Department of Pathogenic Biology, The Fourth Military Medical University, Xi'an, Shaanxi 710032, P.R. China.
Oncol Rep. 2017 Aug;38(2):975-984. doi: 10.3892/or.2017.5736. Epub 2017 Jun 21.
Krüppel-like factor 4 (KLF4) is a zinc finger transcription factor, which was confirmed as a tumor suppressor gene in colorectal cancers. KLF4 inhibits colorectal cancer cells proliferation through upregulating p21WAF1/Cip1 and downregulating cyclin D1. We firstly reported that N-Myc downstream regulated gene 2 (NDRG2) was a novel tumor suppressor gene in multiple cancers, such as glioma, breast cancer and colorectal cancer. Herein, we provide novel evidence that KLF4 can transcriptionally activate NDRG2 by binding with NDRG2 promoter. With MTT assay, EdU staining, colony formation assay and xenograft mouse model, we confirmed that KLF4 inhibited colorectal cancer cell proliferation and tumorigenesis dependent on NDRG2. Finally, with tissue array analysis, we found a positive correlation of combined detection of KLF4/NDRG2 co-expression with TNM grades and differentiation levels of colorectal cancer. Lower expression of KLF4 and NDRG2 in colorectal cancer patients was correlated with poor overall survival. Thus, KLF4 inhibited the proliferation of colorectal cancer cells dependent on NDRG2 signaling, which provides a novel strategy for therapy and early diagnosis of colorectal cancer.
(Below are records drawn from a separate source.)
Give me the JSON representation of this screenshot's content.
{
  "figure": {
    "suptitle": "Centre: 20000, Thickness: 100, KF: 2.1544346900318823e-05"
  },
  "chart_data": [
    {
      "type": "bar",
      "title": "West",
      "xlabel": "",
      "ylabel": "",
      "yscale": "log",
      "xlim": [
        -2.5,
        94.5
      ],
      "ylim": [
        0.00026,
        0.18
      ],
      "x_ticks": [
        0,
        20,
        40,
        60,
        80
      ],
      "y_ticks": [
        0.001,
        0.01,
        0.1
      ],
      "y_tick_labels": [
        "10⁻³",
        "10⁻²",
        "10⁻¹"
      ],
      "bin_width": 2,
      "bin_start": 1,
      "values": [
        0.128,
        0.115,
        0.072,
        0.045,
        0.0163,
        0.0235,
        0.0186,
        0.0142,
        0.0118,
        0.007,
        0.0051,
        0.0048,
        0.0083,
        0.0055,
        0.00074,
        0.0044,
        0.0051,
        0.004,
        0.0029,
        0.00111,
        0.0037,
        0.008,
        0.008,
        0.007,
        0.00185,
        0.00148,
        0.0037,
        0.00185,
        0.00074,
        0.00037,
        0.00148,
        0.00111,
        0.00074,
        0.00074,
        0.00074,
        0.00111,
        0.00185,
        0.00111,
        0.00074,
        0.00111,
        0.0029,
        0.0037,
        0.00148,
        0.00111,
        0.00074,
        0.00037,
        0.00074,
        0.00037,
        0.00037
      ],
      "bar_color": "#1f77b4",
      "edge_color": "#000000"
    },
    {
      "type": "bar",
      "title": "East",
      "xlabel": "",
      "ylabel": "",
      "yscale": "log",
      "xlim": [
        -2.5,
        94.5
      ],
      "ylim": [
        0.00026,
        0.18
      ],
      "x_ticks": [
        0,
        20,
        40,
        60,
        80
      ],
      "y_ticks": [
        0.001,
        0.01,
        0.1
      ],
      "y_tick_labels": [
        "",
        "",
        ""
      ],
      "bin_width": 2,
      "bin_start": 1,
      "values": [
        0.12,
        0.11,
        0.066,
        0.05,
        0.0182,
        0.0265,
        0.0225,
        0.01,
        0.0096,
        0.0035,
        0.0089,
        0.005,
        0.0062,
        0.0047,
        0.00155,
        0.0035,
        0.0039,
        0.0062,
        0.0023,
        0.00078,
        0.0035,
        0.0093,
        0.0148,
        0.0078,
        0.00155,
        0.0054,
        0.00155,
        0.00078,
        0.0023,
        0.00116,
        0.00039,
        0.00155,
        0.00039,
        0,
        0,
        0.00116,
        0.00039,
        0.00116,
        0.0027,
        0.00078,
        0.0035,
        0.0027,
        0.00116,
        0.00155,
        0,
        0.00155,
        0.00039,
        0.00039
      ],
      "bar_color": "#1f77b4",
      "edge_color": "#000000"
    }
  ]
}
Krüppel 样因子 4(KLF4)是一种锌指转录因子,在结直肠癌中被确认为肿瘤抑制基因。KLF4 通过上调 p21WAF1/Cip1 和下调细胞周期蛋白 D1 来抑制结肠直肠癌细胞增殖。我们首次报道,N- Myc 下游调节基因 2(NDRG2)是一种在多种癌症(如神经胶质瘤、乳腺癌和结直肠癌)中具有新型肿瘤抑制基因的基因。在此,我们提供了新的证据,证明 KLF4 可以通过与 NDRG2 启动子结合来转录激活 NDRG2。通过 MTT 检测、EdU 染色、集落形成检测和异种移植小鼠模型,我们证实 KLF4 依赖于 NDRG2 抑制结肠直肠癌细胞的增殖和肿瘤发生。最后,通过组织芯片分析,我们发现 KLF4/NDRG2 共表达的联合检测与结直肠癌的 TNM 分级和分化水平呈正相关。结直肠癌患者中 KLF4 和 NDRG2 的低表达与总生存期较差相关。因此,KLF4 依赖于 NDRG2 信号抑制结肠直肠癌细胞的增殖,为结直肠癌的治疗和早期诊断提供了新的策略。